Юноша стоял на коленях, сложив на груди руки точно для молитвы. Но где же мне найти слова, чтобы описать лицо Франциска? Он глядел на юношу, как могла бы смотреть нежнейшая мать, лаская крошку сына. Он улыбнулся, и улыбка, как благословение, как луч света, озарила всех нас.

Для меня эта улыбка звучала. Звучала так же, как звучал до сих пор смех Ананды, который я называл звоном мечей, как смех сэра Уоми, который напоминал мне переливы очаровательных колокольчиков и шум весенних ручьев. Эта улыбка в молчании сказочного леса звучала как неотделимая часть всей природы, как сила жить в счастье любви. Я так погрузился в мои мысли, что опомнился, услышав Франциска, говорившего:

– Святым на земле нечего делать, мой друг. Они могут трудиться выше нас, где мы с тобой еще не поместимся. Я так же грешен, как и ты. И жизнь твоя нужна не мне, а тебе самому, всем твоим родным, всей Земле, по которой ты ходишь, всем людям, с которыми ты трудишься, и всем тем детям, что от тебя родятся. Жизнь каждого человека нужна и ценна тогда, когда сердце его потеряло способность бояться и раздражать людей вокруг себя. Ты не хотел жениться на той, что отец тебе выбрал. Ты мог просить его об отсрочке, и все было бы благополучно. Ведь та, что выбрал тебе отец, плоха здоровьем. Она недолго проживет. Ты же вместо мирного разговора стал бросать отцу слова упрека. Ты старался задеть его побольнее. Ты играл со страстями отца, силы которых ты не знал, и ввел его в безумие. Если бы случилось сыноубийство – твой отец был бы менее тебя виноват. Вся твоя жизнь с этой минуты и до смерти должна быть одним уроком любви. Ни одного человека ты не смеешь раздражать, но каждого, с кем бы ты ни встретился, ты должен суметь успокоить. Вот и весь тебе мой завет, в нем вся твоя святыня. Иди, друг, подумай над тем, что я тебе сказал, и, если тебе будет плохо, приходи ко мне в больницу. Ты меня всегда найдешь или тебе скажут, где я.

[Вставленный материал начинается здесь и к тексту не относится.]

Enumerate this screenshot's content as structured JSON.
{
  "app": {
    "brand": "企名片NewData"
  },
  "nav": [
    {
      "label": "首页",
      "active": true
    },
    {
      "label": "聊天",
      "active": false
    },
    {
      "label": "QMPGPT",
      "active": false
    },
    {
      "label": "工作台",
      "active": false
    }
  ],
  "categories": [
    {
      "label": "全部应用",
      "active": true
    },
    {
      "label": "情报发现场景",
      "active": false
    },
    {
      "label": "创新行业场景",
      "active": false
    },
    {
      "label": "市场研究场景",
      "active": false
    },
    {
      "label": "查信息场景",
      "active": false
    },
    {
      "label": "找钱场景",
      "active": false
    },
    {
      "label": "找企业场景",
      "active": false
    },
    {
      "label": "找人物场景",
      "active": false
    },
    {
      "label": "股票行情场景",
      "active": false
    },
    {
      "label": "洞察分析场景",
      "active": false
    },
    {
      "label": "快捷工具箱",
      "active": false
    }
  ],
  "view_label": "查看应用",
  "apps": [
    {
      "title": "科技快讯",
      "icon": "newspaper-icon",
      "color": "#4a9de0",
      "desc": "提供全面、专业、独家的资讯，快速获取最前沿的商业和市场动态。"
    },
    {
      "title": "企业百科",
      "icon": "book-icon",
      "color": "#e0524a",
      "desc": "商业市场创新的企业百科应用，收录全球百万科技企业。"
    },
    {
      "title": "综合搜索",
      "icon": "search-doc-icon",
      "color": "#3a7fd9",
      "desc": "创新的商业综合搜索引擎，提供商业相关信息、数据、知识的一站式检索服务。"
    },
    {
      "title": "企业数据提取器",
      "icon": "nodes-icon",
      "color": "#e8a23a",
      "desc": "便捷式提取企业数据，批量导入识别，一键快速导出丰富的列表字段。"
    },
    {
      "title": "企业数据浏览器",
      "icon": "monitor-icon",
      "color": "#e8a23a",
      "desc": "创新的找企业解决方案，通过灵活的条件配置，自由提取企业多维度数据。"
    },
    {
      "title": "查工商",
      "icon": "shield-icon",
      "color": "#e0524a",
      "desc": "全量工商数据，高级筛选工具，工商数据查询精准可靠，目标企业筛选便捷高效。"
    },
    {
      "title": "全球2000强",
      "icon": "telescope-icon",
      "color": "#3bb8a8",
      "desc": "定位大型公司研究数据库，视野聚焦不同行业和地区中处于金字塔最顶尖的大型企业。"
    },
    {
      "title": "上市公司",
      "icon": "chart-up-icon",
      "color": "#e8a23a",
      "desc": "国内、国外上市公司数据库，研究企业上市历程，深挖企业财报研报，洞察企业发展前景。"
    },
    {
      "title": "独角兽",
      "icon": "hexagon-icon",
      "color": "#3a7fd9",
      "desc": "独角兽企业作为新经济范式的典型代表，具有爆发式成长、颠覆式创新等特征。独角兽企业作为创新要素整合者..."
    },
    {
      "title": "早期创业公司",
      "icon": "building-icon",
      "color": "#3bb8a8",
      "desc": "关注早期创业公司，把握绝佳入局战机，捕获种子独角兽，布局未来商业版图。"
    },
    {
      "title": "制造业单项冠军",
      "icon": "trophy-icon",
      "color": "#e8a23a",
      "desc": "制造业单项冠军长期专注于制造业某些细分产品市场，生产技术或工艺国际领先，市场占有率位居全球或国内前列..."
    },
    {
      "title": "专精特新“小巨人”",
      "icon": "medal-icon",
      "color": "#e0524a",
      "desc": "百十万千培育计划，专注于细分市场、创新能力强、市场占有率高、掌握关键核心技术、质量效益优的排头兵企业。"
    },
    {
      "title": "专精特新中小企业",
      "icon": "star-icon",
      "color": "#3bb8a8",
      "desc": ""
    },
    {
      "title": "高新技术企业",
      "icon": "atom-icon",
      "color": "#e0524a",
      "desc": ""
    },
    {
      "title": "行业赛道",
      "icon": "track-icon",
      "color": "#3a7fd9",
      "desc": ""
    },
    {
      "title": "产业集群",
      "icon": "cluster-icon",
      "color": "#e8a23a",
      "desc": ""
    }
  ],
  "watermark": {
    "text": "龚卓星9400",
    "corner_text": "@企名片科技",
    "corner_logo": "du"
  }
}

Франциск снял свою руку с головы юноши, но тот ухватился за его одежду и умоляюще сказал:

– Святой брат, положи еще твою руку мне на голову, не прогоняй меня, возьми меня в слуги, я буду так счастлив жить подле тебя.

Снова, еще шире прежнего, точно целая симфония любви, зазвучала улыбка Франциска, и он ласково сказал:

– Порыв твой прекрасен, как прекрасен этот цветок. Цветок отцветает через неделю, а порыв твоей красоты засохнет через пять дней, если ты останешься здесь. Твоя жизнь – земля в цвету тела. А дух твой еще только зарождается, как почки на дереве. Живи, как живут твои отцы и братья, люби девушку, как любишь мать и сестру, и строй семью, как я тебе сказал, чтобы никто и никогда не слыхал твоего строгого или раздраженного голоса. Иди, трудись и будь добр ко всем.

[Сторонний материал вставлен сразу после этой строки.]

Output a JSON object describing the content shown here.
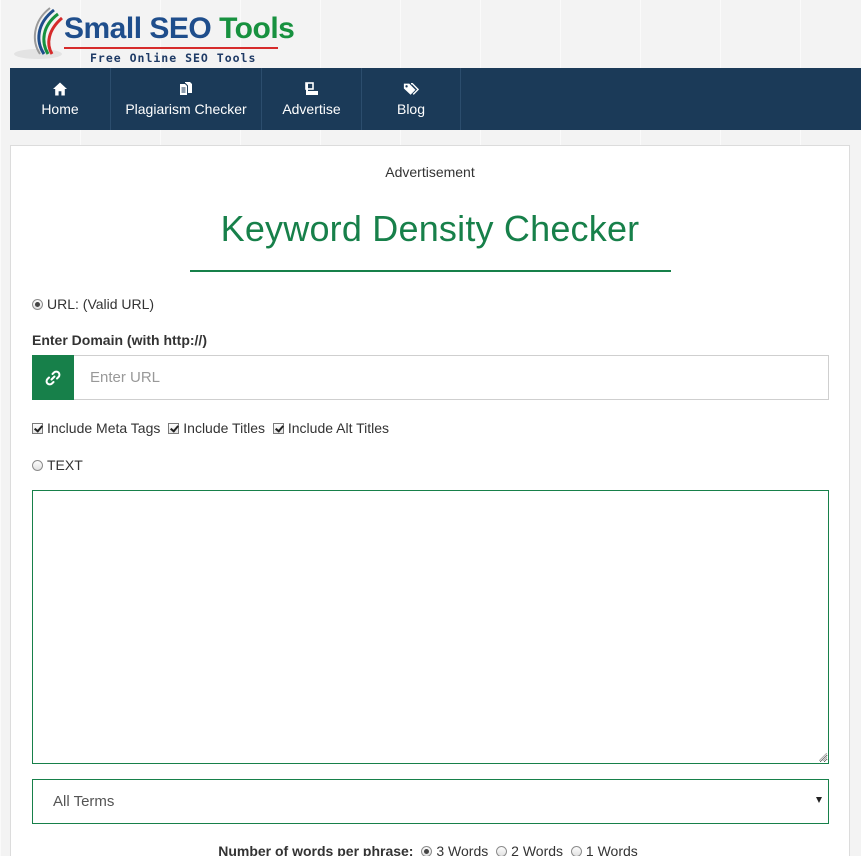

Юноша поднялся с колен, поклонился Франциску и повернулся, чтобы уйти. Он шел медленно, как бы нехотя, а Франциск смотрел ему вслед все с той же улыбкой любви, которая заливала, казалось мне, все пространство вокруг.

Внезапно юноша повернул обратно, подошел к отцу и с огромным усилием, побеждая себя, сказал:

– Отец, прости меня. Он велит мне жить в мире со всеми. Если не примирюсь с тобой, как же я буду жить в мире с другими, если все ссорюсь с тобой? Тогда мне придется умирать, потому что он владеет теперь моей жизнью, а я не смогу выполнить его завета.

Грузная, приземистая фигура отца, его огромная бычья шея, опущенная вниз голова, ничто не шевельнулось. Франциск подошел к нему, тронул его за плечо, и глаза, полные ярости, бешенства и злобы, поднялись к глазам Франциска, а вместе с ними поднялась и его громадная ручища. Я снова готов был вскочить на помощь, мне казалось, что неизбежно сейчас случится катастрофа, как голова отца опять опустилась, рука упала на колени. Франциск подошел к нему совсем близко, погладил его по голове.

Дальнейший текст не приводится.